Nesta quinta-feira (27), o Brasil concluiu a repatriação de Karina Aylin Rayol Barbosa, de 28 anos, marcando o fim de uma saga de nove anos. Conforme as autoridades, Karina é a única cidadã brasileira ainda viva que se filiou ao grupo extremista Estado Islâmico (EI) nos territórios da Síria e do Iraque. O desembarque ocorreu na manhã de hoje no Aeroporto Internacional de Guarulhos, em São Paulo, por meio de um voo oriundo de Damasco, na Síria, com escala prévia em Doha, no Catar. A brasileira chegou acompanhada de agentes da Polícia Federal (PF) e membros da diplomacia do país, que coordenaram a operação.

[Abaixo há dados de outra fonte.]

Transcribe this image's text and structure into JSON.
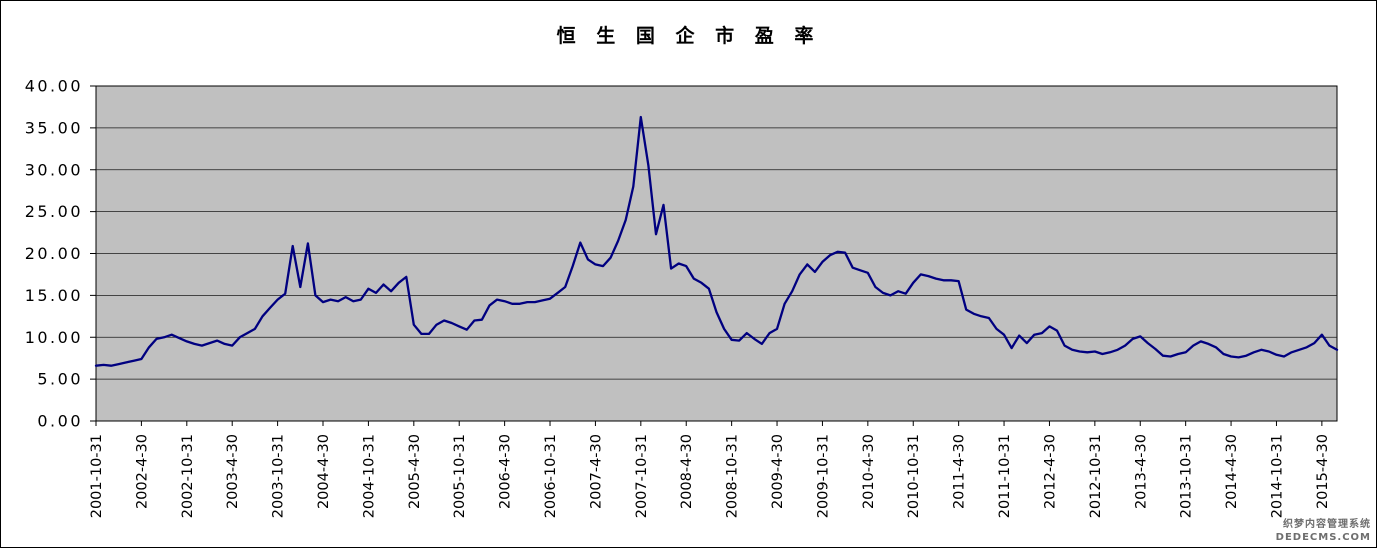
{
  "title": "恒 生 国 企 市 盈 率",
  "watermark": {
    "line1": "织梦内容管理系统",
    "line2": "DEDECMS.COM"
  },
  "chart_data": {
    "type": "line",
    "title": "恒 生 国 企 市 盈 率",
    "series": [
      {
        "name": "恒生国企市盈率",
        "color": "#000080"
      }
    ],
    "start_month": "2001-10",
    "frequency": "monthly",
    "values": [
      6.6,
      6.7,
      6.6,
      6.8,
      7.0,
      7.2,
      7.4,
      8.8,
      9.8,
      10.0,
      10.3,
      9.9,
      9.5,
      9.2,
      9.0,
      9.3,
      9.6,
      9.2,
      9.0,
      10.0,
      10.5,
      11.0,
      12.5,
      13.5,
      14.5,
      15.2,
      20.9,
      16.0,
      21.2,
      15.0,
      14.2,
      14.5,
      14.3,
      14.8,
      14.3,
      14.5,
      15.8,
      15.3,
      16.3,
      15.5,
      16.5,
      17.2,
      11.5,
      10.4,
      10.4,
      11.5,
      12.0,
      11.7,
      11.3,
      10.9,
      12.0,
      12.1,
      13.8,
      14.5,
      14.3,
      14.0,
      14.0,
      14.2,
      14.2,
      14.4,
      14.6,
      15.3,
      16.0,
      18.5,
      21.3,
      19.3,
      18.7,
      18.5,
      19.5,
      21.5,
      24.0,
      28.0,
      36.3,
      30.5,
      22.3,
      25.8,
      18.2,
      18.8,
      18.5,
      17.0,
      16.5,
      15.8,
      13.0,
      11.0,
      9.7,
      9.6,
      10.5,
      9.8,
      9.2,
      10.5,
      11.0,
      14.0,
      15.5,
      17.5,
      18.7,
      17.8,
      19.0,
      19.8,
      20.2,
      20.1,
      18.3,
      18.0,
      17.7,
      16.0,
      15.3,
      15.0,
      15.5,
      15.2,
      16.5,
      17.5,
      17.3,
      17.0,
      16.8,
      16.8,
      16.7,
      13.3,
      12.8,
      12.5,
      12.3,
      11.0,
      10.3,
      8.7,
      10.2,
      9.3,
      10.3,
      10.5,
      11.3,
      10.8,
      9.0,
      8.5,
      8.3,
      8.2,
      8.3,
      8.0,
      8.2,
      8.5,
      9.0,
      9.8,
      10.1,
      9.3,
      8.6,
      7.8,
      7.7,
      8.0,
      8.2,
      9.0,
      9.5,
      9.2,
      8.8,
      8.0,
      7.7,
      7.6,
      7.8,
      8.2,
      8.5,
      8.3,
      7.9,
      7.7,
      8.2,
      8.5,
      8.8,
      9.3,
      10.3,
      9.0,
      8.5
    ],
    "ylim": [
      0,
      40
    ],
    "y_tick_values": [
      0,
      5,
      10,
      15,
      20,
      25,
      30,
      35,
      40
    ],
    "y_ticks": [
      "0.00",
      "5.00",
      "10.00",
      "15.00",
      "20.00",
      "25.00",
      "30.00",
      "35.00",
      "40.00"
    ],
    "x_tick_labels": [
      "2001-10-31",
      "2002-4-30",
      "2002-10-31",
      "2003-4-30",
      "2003-10-31",
      "2004-4-30",
      "2004-10-31",
      "2005-4-30",
      "2005-10-31",
      "2006-4-30",
      "2006-10-31",
      "2007-4-30",
      "2007-10-31",
      "2008-4-30",
      "2008-10-31",
      "2009-4-30",
      "2009-10-31",
      "2010-4-30",
      "2010-10-31",
      "2011-4-30",
      "2011-10-31",
      "2012-4-30",
      "2012-10-31",
      "2013-4-30",
      "2013-10-31",
      "2014-4-30",
      "2014-10-31",
      "2015-4-30"
    ],
    "x_tick_every": 6,
    "plot_bg": "#c0c0c0",
    "grid": true,
    "legend": "none"
  }
}
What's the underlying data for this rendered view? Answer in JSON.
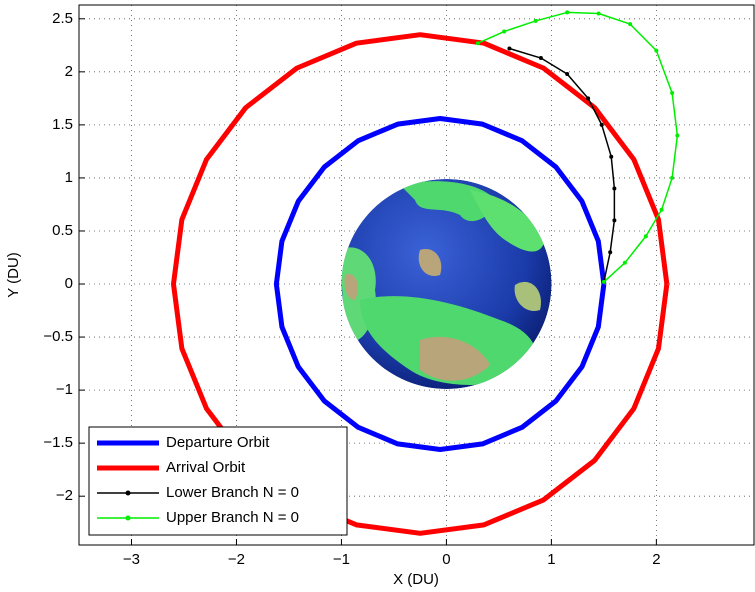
{
  "chart_data": {
    "type": "line",
    "x_label": "X (DU)",
    "y_label": "Y (DU)",
    "xlim": [
      -3.5,
      2.93
    ],
    "ylim": [
      -2.46,
      2.63
    ],
    "xticks": [
      {
        "value": -3,
        "label": "−3"
      },
      {
        "value": -2,
        "label": "−2"
      },
      {
        "value": -1,
        "label": "−1"
      },
      0,
      1,
      2
    ],
    "yticks": [
      {
        "value": -2,
        "label": "−2"
      },
      {
        "value": -1.5,
        "label": "−1.5"
      },
      {
        "value": -1,
        "label": "−1"
      },
      {
        "value": -0.5,
        "label": "−0.5"
      },
      0,
      0.5,
      1,
      1.5,
      2,
      2.5
    ],
    "grid": true,
    "legend": "lower left",
    "series": [
      {
        "name": "Departure Orbit",
        "color": "#0000ff",
        "line_width": 5,
        "marker": "none",
        "x": [
          1.5,
          1.447,
          1.291,
          1.043,
          0.72,
          0.344,
          -0.06,
          -0.464,
          -0.84,
          -1.163,
          -1.411,
          -1.567,
          -1.62,
          -1.567,
          -1.411,
          -1.163,
          -0.84,
          -0.464,
          -0.06,
          0.344,
          0.72,
          1.043,
          1.291,
          1.447,
          1.5
        ],
        "values": [
          0,
          0.404,
          0.78,
          1.103,
          1.351,
          1.507,
          1.56,
          1.507,
          1.351,
          1.103,
          0.78,
          0.404,
          0,
          -0.404,
          -0.78,
          -1.103,
          -1.351,
          -1.507,
          -1.56,
          -1.507,
          -1.351,
          -1.103,
          -0.78,
          -0.404,
          0
        ]
      },
      {
        "name": "Arrival Orbit",
        "color": "#ff0000",
        "line_width": 5,
        "marker": "none",
        "x": [
          2.1,
          2.02,
          1.785,
          1.412,
          0.925,
          0.358,
          -0.25,
          -0.858,
          -1.425,
          -1.912,
          -2.285,
          -2.52,
          -2.6,
          -2.52,
          -2.285,
          -1.912,
          -1.425,
          -0.858,
          -0.25,
          0.358,
          0.925,
          1.412,
          1.785,
          2.02,
          2.1
        ],
        "values": [
          0,
          0.608,
          1.175,
          1.662,
          2.035,
          2.27,
          2.35,
          2.27,
          2.035,
          1.662,
          1.175,
          0.608,
          0,
          -0.608,
          -1.175,
          -1.662,
          -2.035,
          -2.27,
          -2.35,
          -2.27,
          -2.035,
          -1.662,
          -1.175,
          -0.608,
          0
        ]
      },
      {
        "name": "Lower Branch N = 0",
        "color": "#000000",
        "line_width": 1.5,
        "marker": "dot",
        "x": [
          1.5,
          1.56,
          1.6,
          1.6,
          1.57,
          1.48,
          1.35,
          1.15,
          0.9,
          0.6
        ],
        "values": [
          0.02,
          0.3,
          0.6,
          0.9,
          1.2,
          1.5,
          1.75,
          1.98,
          2.13,
          2.22
        ]
      },
      {
        "name": "Upper Branch N = 0",
        "color": "#00ee00",
        "line_width": 1.5,
        "marker": "dot",
        "x": [
          1.5,
          1.7,
          1.9,
          2.05,
          2.15,
          2.2,
          2.15,
          2.0,
          1.75,
          1.45,
          1.15,
          0.85,
          0.55,
          0.3
        ],
        "values": [
          0.02,
          0.2,
          0.45,
          0.7,
          1.0,
          1.4,
          1.8,
          2.2,
          2.45,
          2.55,
          2.56,
          2.48,
          2.38,
          2.27
        ]
      }
    ]
  }
}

Ao seu lado estava seu filho, um menino de sete anos de idade, nascido na Síria e fruto do casamento de Karina com um combatente do grupo terrorista. Antes de ser entregue aos seus familiares, residentes atualmente em São Paulo, Karina foi ouvida por aproximadamente duas horas em uma delegacia da Polícia Federal em Guarulhos. A audição com um delegado faz parte dos protocolos de investigação e coleta de informações inerentes a casos de retorno de indivíduos com histórico ligado a organizações consideradas terroristas.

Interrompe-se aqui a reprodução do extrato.